To get an idea of ​​how to cover an iconic team in a big market – and navigate this policy – read John “Moon” Mullin’s remarks to the Chicago Tribune by Dan Wiederer, Melissa Isaacson for the Daily Herald and KC Johnson. NBC Sports for Chicago. Mullin, 74, died on Father’s Day after a long battle with cancer and a remarkable run when the bear defeated a writer in these media outlets.

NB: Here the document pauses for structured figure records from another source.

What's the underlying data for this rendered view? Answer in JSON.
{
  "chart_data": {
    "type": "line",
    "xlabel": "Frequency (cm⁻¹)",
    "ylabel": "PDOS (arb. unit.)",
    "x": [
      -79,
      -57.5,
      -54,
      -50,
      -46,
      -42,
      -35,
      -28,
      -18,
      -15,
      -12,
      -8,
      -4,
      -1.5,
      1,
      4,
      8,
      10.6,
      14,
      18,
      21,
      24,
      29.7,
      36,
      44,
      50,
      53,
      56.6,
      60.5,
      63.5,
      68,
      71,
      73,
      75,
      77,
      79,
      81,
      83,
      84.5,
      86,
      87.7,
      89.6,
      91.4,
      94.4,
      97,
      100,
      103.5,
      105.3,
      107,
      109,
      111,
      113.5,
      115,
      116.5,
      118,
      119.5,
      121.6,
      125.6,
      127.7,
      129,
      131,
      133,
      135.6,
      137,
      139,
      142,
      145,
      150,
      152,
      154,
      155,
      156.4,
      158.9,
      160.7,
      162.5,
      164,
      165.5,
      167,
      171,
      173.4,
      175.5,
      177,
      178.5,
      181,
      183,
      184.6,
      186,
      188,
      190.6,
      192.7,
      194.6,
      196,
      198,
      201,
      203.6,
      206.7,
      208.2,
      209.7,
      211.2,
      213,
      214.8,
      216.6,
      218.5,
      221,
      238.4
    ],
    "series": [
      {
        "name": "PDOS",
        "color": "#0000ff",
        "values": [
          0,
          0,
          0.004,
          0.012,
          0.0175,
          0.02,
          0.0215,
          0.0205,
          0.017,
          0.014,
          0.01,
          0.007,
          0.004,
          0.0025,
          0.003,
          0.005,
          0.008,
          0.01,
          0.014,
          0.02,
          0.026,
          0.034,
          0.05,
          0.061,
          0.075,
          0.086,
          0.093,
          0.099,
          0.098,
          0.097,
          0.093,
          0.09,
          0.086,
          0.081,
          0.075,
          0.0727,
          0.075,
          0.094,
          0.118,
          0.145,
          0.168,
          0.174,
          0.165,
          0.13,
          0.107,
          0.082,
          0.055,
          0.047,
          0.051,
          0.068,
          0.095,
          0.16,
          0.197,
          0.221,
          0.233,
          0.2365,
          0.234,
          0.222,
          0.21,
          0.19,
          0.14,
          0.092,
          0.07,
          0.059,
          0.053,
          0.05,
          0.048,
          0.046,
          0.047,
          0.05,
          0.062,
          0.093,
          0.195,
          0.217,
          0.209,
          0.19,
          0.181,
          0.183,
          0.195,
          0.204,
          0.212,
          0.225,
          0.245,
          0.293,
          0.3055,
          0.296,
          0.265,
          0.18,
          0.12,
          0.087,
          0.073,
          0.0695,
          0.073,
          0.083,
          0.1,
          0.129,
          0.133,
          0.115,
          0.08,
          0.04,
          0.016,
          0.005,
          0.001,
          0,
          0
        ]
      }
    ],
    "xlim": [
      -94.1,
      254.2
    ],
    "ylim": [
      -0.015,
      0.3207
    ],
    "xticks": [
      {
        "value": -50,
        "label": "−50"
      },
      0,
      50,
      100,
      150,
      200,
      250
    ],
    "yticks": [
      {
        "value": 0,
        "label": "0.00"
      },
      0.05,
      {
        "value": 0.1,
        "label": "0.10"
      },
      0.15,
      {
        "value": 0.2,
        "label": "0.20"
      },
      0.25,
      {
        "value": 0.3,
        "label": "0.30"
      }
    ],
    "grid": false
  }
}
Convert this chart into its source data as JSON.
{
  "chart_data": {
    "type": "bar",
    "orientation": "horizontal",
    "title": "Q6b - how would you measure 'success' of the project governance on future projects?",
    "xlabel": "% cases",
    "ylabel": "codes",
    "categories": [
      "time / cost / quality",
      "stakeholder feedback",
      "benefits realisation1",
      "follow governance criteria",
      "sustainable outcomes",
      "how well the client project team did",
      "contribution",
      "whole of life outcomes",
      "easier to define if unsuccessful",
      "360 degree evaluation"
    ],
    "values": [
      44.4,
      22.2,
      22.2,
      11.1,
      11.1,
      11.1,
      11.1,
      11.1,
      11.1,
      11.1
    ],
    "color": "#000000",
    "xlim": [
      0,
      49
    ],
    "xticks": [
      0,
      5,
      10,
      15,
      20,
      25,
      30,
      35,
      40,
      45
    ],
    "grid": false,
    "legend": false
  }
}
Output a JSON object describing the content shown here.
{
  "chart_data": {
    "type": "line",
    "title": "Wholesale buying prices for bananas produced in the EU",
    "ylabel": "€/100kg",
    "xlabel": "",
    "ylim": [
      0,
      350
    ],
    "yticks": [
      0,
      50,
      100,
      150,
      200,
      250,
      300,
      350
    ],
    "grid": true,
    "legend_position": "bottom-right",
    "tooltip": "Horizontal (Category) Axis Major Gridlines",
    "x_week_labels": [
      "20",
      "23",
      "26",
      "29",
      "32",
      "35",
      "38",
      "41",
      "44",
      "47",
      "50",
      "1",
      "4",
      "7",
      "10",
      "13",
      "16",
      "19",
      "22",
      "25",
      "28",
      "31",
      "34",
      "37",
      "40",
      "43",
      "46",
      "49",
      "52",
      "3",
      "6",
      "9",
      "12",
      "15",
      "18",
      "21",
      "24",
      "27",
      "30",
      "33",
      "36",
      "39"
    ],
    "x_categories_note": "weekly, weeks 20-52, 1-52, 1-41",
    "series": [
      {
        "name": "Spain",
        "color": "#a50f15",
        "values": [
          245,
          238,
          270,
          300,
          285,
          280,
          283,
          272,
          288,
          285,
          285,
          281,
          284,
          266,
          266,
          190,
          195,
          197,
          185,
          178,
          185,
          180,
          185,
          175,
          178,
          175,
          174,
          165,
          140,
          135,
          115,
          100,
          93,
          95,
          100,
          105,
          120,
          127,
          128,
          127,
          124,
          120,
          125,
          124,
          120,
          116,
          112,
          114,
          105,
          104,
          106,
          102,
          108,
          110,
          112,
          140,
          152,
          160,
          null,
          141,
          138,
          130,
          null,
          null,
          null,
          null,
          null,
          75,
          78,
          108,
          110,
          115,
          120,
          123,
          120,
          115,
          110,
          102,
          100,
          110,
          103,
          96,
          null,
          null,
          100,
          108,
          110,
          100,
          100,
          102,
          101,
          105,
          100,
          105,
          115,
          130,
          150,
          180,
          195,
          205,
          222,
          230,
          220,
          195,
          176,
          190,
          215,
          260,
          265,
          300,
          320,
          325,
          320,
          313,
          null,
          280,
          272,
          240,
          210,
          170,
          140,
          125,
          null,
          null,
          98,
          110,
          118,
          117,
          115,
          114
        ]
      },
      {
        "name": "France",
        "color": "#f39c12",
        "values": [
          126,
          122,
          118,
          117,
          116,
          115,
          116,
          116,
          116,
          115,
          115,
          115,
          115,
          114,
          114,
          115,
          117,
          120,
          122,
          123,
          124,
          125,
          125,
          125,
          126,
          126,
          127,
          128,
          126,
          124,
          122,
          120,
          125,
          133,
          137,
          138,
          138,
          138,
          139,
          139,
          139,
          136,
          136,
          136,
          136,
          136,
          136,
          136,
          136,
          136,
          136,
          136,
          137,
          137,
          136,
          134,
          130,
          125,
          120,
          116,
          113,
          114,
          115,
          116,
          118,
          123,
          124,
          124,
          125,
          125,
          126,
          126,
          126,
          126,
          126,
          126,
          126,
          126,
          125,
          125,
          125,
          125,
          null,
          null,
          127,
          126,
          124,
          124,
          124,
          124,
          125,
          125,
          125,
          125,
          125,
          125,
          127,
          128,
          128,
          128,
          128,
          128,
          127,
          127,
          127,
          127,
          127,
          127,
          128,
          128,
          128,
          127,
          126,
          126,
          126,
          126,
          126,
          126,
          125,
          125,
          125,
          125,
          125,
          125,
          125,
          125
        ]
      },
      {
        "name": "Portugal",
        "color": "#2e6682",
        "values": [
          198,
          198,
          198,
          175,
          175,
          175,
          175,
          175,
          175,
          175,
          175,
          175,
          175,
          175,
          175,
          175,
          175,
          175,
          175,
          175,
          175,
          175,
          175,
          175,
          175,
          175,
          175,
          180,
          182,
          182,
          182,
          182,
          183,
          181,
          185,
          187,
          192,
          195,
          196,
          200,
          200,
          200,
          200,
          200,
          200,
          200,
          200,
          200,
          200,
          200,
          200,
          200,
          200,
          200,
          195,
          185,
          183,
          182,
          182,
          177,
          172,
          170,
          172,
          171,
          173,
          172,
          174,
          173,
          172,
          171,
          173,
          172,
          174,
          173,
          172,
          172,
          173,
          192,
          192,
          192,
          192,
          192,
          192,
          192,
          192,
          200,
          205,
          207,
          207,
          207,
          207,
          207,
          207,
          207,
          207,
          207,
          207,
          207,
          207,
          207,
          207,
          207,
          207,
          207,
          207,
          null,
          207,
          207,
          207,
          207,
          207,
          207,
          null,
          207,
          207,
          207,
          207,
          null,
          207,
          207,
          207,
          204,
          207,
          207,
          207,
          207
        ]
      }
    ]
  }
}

Mullin’s diverse background – casual work and corporate communication before jumping into the press – gave him empathy and perspective in covering Halas Hall’s drama. Always generous in his time and insights, Mullin helped younger reporters learn the mechanisms of punch writing, emphasizing the importance of trusting his instincts, treating sources honestly, and not making criticism personal. Mullin saw the world much farther than the NFL on Sundays, but his curiosity and competitiveness prompted him to interact with coaches, agents and players who were buried in the depth chart. Mullin played a long game and created meaningful relationships, which was expressed in the authoritative voice he used in his columns and TV appearances. That tone of conversation, in print or on air, didn’t change much as Mullin sat down to have lunch or had a drink with his colleagues in court, telling old stories about Bear’s beat, the inner workings of the Tribune Tower, or his jokes as a student at the University of Dayton. . RIP Moon.